Half Man Half Biscuit
The Ultimate Cult BandDIY post-punks age surprisingly gracefully.
Half Man Half Biscuit are the cultiest of cult bands. Not only do their fans tend to the obsessive -- there is a website devoted to analyzing and explicating every line of every song the band has recorded since 1984 -- but singer-songwriter Nigel Blackwell comes across as the ultimate pop culture vacuum cleaner. The average HMHB song is three minutes' worth of scrappy DIY post-punk clatter overlaid with lyrics impossibly overstuffed with jokes, puns and obscure references to minor UK public figures like Benny Hill straightman Bob Todd and cricketer Fred Titmus. Although the band originally had a reputation for indolence -- a not-quite-true legend claims they refused to appear on Top of the Pops because their favored football team, Tranmere Rovers, were playing that day -- HMHB are the only band that appeared on the legendary C86 cassette who are still active in the 2000s.

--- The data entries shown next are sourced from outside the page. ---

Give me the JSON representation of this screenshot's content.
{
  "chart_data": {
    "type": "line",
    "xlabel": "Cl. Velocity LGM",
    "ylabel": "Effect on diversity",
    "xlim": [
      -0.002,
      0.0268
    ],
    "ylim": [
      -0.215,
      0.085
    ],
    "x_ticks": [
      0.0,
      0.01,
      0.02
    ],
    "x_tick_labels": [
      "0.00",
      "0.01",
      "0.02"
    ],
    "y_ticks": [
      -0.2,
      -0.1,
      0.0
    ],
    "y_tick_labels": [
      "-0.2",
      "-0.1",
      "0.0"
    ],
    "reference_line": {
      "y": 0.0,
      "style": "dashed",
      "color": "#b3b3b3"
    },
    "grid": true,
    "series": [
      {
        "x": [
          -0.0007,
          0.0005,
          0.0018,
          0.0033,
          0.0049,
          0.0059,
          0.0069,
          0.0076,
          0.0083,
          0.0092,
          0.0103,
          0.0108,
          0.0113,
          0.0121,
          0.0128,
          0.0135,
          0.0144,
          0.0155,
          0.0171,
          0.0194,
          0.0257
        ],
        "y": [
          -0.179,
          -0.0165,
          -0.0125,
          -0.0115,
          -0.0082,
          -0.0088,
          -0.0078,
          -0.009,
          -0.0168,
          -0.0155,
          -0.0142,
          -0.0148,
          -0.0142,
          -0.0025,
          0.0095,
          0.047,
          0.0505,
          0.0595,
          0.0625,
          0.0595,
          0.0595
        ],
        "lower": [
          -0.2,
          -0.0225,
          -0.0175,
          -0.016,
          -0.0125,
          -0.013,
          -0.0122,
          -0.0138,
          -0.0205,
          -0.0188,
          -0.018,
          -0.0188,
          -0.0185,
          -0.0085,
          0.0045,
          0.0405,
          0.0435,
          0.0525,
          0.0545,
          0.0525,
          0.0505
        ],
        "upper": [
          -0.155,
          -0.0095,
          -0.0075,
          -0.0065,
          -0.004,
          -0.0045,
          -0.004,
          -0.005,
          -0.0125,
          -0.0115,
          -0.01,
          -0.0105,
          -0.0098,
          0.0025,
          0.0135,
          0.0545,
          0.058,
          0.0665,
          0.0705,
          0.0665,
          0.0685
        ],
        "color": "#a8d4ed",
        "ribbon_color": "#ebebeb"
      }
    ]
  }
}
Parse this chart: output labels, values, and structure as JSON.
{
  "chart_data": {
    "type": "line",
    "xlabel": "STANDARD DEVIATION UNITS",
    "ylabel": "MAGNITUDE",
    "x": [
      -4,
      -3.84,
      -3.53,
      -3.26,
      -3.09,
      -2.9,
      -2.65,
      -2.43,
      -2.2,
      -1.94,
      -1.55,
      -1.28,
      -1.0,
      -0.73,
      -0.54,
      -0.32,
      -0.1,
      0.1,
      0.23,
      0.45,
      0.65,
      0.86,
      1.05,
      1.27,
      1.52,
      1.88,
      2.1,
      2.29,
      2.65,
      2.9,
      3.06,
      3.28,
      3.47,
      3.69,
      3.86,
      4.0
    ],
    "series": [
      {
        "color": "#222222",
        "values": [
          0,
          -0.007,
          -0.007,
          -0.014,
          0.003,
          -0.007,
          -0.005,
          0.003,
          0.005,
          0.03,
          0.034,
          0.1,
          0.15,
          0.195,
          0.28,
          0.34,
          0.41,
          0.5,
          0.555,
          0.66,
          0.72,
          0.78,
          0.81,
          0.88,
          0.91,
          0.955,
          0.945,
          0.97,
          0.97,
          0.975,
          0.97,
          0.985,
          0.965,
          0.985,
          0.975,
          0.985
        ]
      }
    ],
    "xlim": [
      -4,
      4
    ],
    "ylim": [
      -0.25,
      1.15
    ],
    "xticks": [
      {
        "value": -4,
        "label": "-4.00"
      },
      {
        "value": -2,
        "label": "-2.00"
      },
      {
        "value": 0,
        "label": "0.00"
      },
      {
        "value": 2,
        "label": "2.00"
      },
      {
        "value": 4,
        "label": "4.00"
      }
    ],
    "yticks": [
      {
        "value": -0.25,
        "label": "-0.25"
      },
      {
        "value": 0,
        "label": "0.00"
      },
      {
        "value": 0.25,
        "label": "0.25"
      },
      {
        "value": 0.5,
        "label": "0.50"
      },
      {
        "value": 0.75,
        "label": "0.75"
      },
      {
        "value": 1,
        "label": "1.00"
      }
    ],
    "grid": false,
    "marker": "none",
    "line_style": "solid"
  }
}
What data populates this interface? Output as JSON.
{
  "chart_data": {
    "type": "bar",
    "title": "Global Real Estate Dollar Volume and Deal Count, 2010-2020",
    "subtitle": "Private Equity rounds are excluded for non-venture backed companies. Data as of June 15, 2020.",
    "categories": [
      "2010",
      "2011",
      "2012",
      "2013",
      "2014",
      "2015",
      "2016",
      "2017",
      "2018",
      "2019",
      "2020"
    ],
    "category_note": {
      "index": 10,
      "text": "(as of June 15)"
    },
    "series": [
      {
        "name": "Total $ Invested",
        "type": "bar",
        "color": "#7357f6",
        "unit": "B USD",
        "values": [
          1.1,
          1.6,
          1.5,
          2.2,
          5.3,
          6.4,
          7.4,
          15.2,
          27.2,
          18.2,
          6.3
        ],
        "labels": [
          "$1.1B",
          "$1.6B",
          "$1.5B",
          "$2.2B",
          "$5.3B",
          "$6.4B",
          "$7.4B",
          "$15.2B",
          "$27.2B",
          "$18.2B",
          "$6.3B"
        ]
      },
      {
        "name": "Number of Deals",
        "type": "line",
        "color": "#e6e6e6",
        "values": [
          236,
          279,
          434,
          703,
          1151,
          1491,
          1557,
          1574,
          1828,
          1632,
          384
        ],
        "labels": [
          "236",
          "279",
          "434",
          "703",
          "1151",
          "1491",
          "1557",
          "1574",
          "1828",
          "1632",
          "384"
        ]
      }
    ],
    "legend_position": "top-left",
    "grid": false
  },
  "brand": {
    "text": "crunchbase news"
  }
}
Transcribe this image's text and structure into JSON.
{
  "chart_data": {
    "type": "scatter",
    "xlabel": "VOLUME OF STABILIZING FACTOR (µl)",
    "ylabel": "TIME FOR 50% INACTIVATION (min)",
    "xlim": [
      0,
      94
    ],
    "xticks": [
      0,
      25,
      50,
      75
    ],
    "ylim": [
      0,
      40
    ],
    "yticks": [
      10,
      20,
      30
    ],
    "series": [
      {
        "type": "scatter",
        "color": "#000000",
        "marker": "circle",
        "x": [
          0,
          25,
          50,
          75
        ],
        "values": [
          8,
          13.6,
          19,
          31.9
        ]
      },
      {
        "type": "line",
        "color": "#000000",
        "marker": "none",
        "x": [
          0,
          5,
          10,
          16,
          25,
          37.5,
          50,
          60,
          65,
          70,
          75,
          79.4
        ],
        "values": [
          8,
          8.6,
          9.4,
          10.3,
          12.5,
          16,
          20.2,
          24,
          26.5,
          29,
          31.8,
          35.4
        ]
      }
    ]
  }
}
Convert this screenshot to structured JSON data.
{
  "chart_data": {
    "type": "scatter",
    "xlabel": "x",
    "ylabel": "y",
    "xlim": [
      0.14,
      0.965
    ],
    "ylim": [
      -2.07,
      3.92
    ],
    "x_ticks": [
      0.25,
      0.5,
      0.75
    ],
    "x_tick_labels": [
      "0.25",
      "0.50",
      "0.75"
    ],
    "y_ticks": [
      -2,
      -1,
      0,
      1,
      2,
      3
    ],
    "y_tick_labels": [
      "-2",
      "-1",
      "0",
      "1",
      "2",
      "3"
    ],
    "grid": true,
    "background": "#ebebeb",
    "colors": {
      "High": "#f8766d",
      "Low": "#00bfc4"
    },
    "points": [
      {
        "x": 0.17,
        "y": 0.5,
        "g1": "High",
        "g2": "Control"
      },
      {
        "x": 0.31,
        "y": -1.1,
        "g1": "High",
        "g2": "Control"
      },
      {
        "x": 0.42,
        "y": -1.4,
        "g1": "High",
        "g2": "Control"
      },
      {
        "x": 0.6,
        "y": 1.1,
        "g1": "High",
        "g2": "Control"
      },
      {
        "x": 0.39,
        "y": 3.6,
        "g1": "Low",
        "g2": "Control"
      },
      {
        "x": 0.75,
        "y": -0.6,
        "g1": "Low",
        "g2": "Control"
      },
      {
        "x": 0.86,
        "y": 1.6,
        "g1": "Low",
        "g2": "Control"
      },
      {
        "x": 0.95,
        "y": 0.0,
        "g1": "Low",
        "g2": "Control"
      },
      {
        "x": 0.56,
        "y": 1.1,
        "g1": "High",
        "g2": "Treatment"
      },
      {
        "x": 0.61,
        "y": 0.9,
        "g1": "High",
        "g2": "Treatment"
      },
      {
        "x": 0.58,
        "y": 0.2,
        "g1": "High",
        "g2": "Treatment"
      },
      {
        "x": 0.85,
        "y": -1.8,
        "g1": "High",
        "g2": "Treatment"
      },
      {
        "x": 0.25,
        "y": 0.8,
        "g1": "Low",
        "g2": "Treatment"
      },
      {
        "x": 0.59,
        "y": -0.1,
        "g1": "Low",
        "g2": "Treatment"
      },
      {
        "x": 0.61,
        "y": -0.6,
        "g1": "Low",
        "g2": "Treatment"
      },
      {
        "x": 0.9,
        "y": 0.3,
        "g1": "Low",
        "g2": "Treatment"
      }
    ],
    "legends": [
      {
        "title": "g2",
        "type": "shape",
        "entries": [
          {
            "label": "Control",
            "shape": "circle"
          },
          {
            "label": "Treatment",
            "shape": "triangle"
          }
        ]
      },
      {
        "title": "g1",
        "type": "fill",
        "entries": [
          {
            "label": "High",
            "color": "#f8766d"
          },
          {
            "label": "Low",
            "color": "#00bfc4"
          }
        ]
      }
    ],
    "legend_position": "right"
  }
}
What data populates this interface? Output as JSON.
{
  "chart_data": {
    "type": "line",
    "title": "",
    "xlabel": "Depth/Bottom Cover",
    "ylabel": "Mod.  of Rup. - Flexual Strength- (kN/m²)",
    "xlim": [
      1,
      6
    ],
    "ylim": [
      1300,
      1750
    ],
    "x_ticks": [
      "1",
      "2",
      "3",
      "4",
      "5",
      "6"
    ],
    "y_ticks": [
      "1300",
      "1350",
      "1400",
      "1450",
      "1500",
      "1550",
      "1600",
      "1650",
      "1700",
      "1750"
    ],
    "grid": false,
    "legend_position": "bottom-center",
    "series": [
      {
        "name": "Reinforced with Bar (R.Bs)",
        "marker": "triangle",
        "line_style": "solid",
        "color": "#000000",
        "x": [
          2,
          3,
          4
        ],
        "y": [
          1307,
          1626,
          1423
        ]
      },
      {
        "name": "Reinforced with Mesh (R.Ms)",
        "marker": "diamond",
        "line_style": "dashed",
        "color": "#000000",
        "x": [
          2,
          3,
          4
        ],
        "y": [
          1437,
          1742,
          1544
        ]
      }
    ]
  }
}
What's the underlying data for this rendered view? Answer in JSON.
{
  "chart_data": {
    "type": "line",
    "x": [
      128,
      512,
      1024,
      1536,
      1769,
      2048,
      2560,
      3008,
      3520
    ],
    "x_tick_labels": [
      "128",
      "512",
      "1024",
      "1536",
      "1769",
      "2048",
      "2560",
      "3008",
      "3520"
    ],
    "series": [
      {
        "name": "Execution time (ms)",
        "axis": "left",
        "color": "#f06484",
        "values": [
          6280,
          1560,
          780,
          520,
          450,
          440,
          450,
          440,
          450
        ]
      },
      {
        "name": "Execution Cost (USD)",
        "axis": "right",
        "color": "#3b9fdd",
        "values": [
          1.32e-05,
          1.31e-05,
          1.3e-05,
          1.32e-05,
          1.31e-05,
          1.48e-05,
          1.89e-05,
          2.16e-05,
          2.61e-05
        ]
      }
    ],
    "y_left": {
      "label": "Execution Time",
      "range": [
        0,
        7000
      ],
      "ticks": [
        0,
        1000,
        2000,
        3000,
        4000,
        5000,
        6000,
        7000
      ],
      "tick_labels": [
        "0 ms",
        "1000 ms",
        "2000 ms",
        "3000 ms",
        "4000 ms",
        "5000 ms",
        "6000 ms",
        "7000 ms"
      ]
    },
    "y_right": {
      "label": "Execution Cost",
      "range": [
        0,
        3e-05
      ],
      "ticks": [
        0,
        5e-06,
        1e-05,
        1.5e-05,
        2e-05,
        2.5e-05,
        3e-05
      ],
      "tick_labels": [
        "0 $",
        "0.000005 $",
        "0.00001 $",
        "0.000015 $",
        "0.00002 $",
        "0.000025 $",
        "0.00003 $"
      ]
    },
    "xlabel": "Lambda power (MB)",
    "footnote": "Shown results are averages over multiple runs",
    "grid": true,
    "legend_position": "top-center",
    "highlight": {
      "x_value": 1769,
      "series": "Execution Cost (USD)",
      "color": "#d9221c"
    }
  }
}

Later albums like Achtung Bono and CSI: Ambleside are less noisy, with occasional strains of British folk and traditional American country threaded through the indie-guitar tunes and Blackwell casting a sardonic middle-aged eye on modern suburban amenities like farmers markets and big-box department stores. Their aging fans still love them, however: in 2010, as the BBC threatened to cut their indie station due to budget constraints, a grassroots internet movement successfully got Half Man Half Biscuit's 2005 single "Joy Division Oven Gloves" into the charts as a dadaesque protest.